“Science Fiction as Scripture: Robert A. Heinlein’s ‘Stranger in a Strange Land’ and the Church of All Worlds”

Click here to read Carole Cusack’s history and analysis of the Church of All Worlds, an early neoPagan religion that drew significant inspiration from Robert A. Heinlein’s science fiction classic Stranger in a Strange Land:

The process of secularization, which was assumed to be the dominant model of religion in Western culture, was supposed to result in the death of religion, or at least its eclipse as a major source of authority, has of late been replaced by the ‘resacralisation’ thesis, which argues that the decline of Christianity has resulted in the proliferation of new religious forms. From that point of view, the process that resulted in the formation of CAW may not have displeased Heinlein.

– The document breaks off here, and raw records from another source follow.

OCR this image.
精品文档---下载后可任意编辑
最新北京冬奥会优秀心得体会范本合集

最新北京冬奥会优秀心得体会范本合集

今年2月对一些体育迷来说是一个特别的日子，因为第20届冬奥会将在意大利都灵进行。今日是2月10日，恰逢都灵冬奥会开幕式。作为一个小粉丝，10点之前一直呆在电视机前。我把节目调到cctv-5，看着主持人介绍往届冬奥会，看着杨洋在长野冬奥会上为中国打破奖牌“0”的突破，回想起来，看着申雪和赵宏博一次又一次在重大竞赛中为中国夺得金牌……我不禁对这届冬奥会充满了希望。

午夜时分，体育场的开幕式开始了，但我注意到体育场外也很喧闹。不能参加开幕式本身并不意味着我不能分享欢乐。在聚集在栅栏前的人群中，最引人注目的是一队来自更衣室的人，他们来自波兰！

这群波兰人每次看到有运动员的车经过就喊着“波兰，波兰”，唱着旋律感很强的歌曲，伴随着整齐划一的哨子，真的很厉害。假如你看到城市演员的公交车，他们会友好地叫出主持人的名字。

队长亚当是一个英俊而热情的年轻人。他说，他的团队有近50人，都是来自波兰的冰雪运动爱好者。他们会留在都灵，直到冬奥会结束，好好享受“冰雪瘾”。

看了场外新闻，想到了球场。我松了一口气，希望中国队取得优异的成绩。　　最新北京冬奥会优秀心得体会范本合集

In a letter he wrote that in Stranger in a Strange Land “I don’t offer a solution because there isn’t one… That pantheistic, mystical ‘Thou art God!’ chorus that runs through the book is not offered as a creed but as an existentialist assumption of personal responsibility, devoid of all godding”. In the 1960s Heinlein’s creative fantasy fired the religious imagination of Tim Zell and Lance Christie. The real-world CAW is a testimony to the power of narrative; Heinlein’s story struck a chord with a generation that had lost faith in the Christian narrative and were looking for a new story.